Le désespoir d’un homme dont la fille a été enlevée et retrouvée décapitée justifie-t-il la torture du principal suspect ? C’est la question que pose Big Bad Wolves, le second film (de genre) des réalisateurs israéliens Aharon Keshales et Navot Papushado. Par un enchainement de circonstances peu justifié par les cinéastes, un suspect est violemment appréhendé par la police puis libéré faute de preuves, avant d’être enlevé et séquestré par le père de la victime désireux de retrouver la tête de sa fille – et de faire passer un mauvais quart d’heure au supposé psychopathe. S’ensuivent de longues scènes de torture dans la cave d’une paisible maison de campagne, interrompues par une série d’évènements grotesques (appel de la grand-mère envahissante, gâteau empoisonné soporifique…) qui font jaillir des pointes d’humour noir dans un contexte par ailleurs très sombre.

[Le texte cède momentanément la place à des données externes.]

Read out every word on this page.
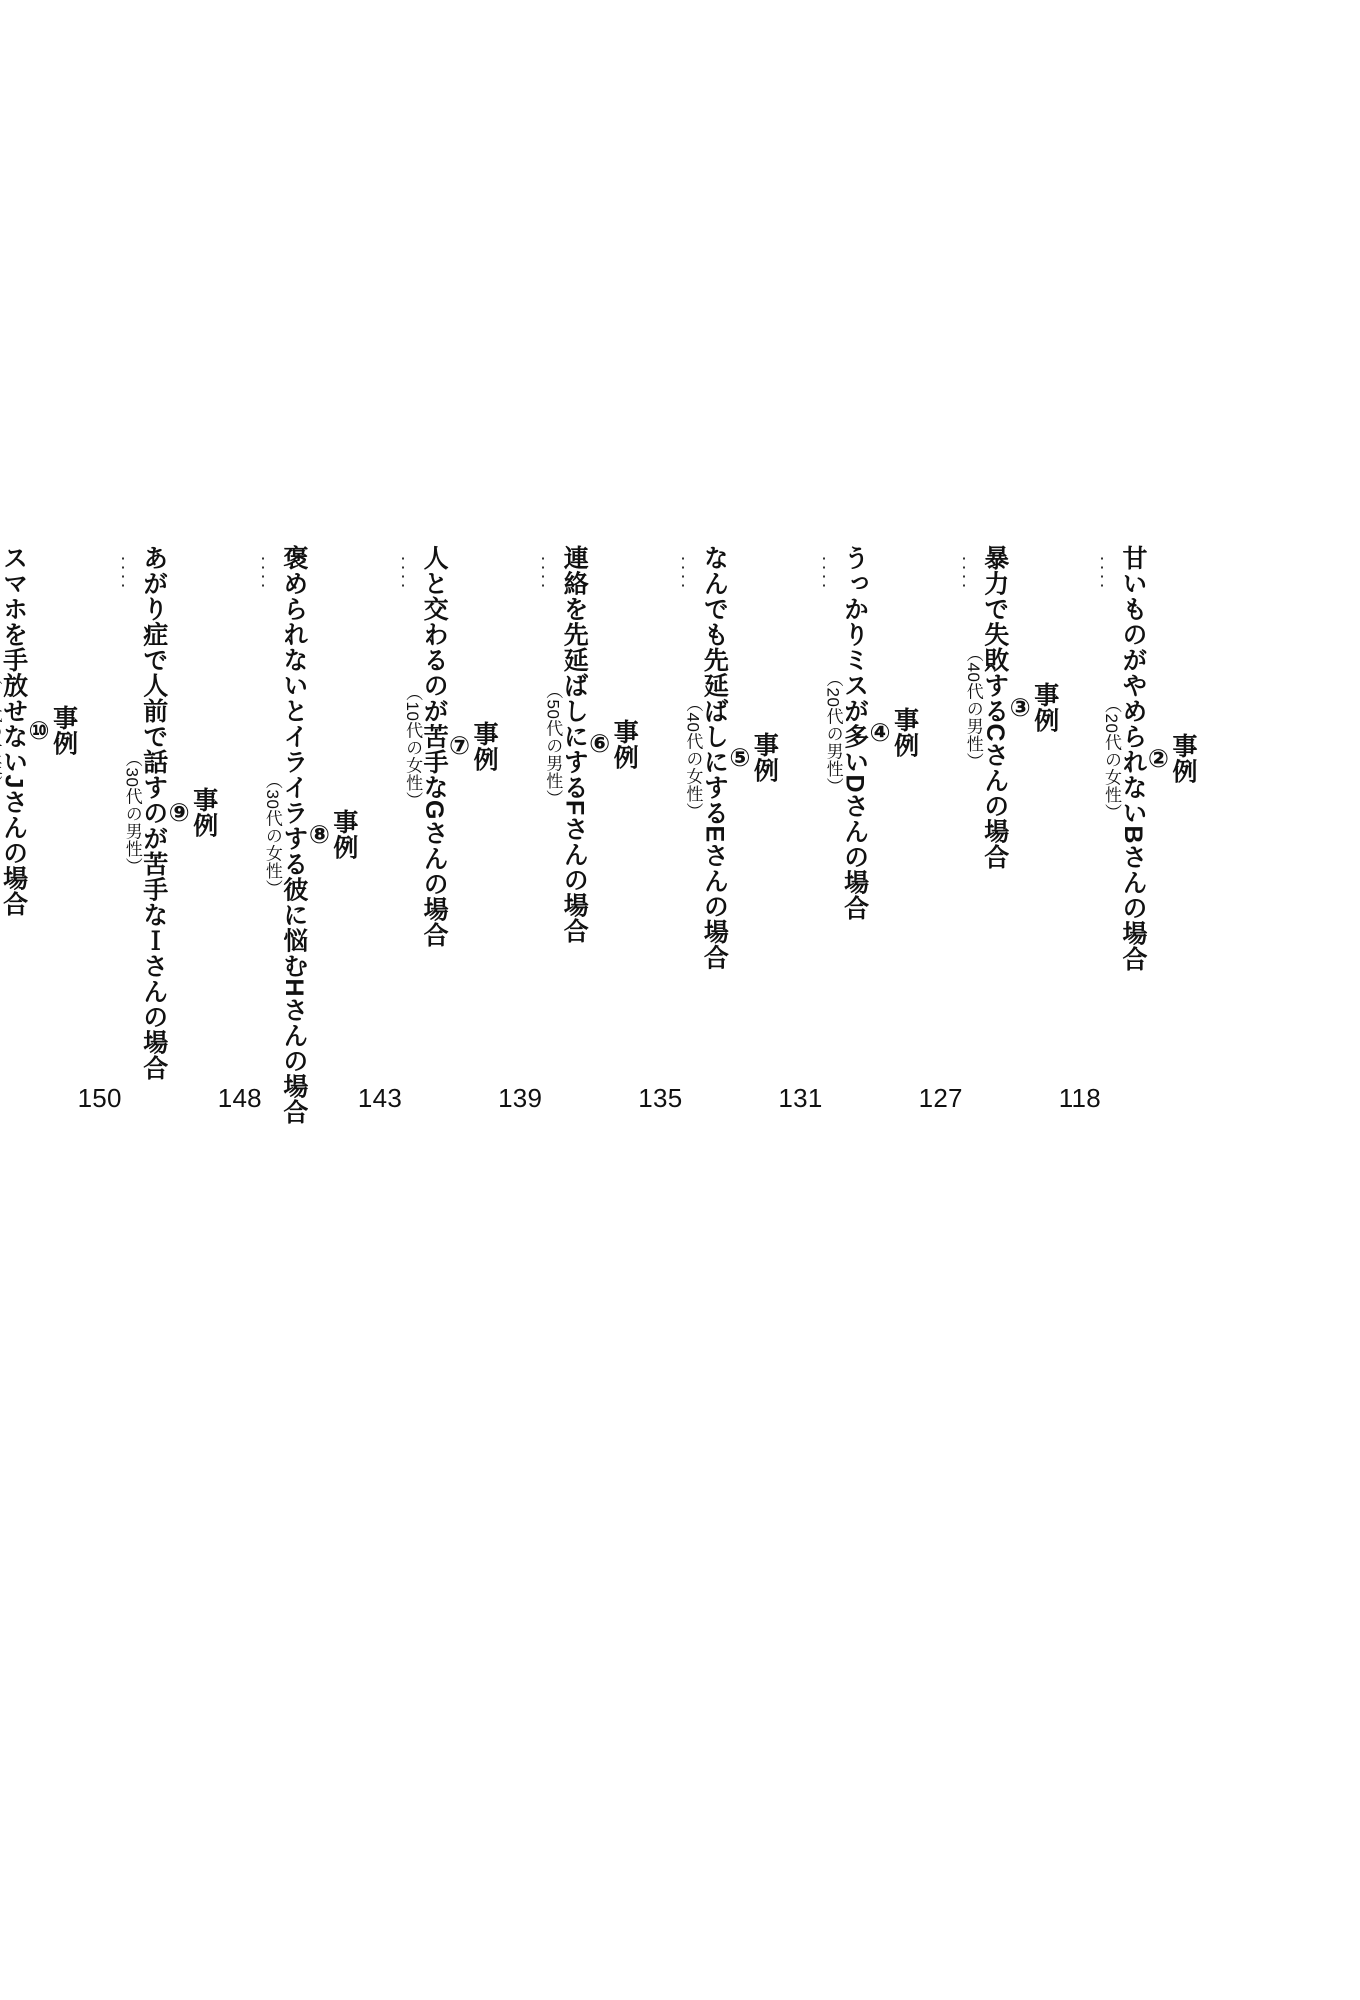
事例
②
甘いものがやめられないBさんの場合
（20代の女性）
118
事例
③
暴力で失敗するCさんの場合
（40代の男性）
127
事例
④
うっかりミスが多いDさんの場合
（20代の男性）
131
事例
⑤
なんでも先延ばしにするEさんの場合
（40代の女性）
135
事例
⑥
連絡を先延ばしにするFさんの場合
（50代の男性）
139
事例
⑦
人と交わるのが苦手なGさんの場合
（10代の女性）
143
事例
⑧
褒められないとイライラする彼に悩むHさんの場合
（30代の女性）
148
事例
⑨
あがり症で人前で話すのが苦手なＩさんの場合
（30代の男性）
150
事例
⑩
スマホを手放せないJさんの場合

Or, bien plus qu’un film politique sur la torture comme a pu l’être Zero Dark Thirty de Katheryn Bigelow, Big Bad Wolves est un film de torture, à la fois sadique et grotesque, qui interroge notre rapport à la torture au regard du principe de plaisir. Les protagonistes ne sont clairement pas violents par hasard, la torture est pour eux à la fois le moyen d’accéder à une sortie de crise (l’aveu de la culpabilité du suspect et l’indication du lieu où il aurait enterré la tête de la fillette) et un savant exutoire libidinal. En témoigne le dialogue hallucinant entre le père et le grand père de la victime sur les meilleures techniques de torture du suspect (« les jeunes ne savent plus torturer comme avant »), tandis que celui-ci agonise sous leurs yeux. Il est par ailleurs clair que le plaisir des bourreaux est aussi celui des spectateurs du film, victimes d’une attraction morbide pour l’exercice de la violence et d’un jeu de justification morale douteux.
Au-delà de l’ambigüité de son discours latent sur la torture, Big Bad Wolves reste un bon film de genre qui apporte son lot de sensations tout en étant singulièrement dépassé dans ses enjeux et ses effets par les ténors du genre (Tarantino notamment)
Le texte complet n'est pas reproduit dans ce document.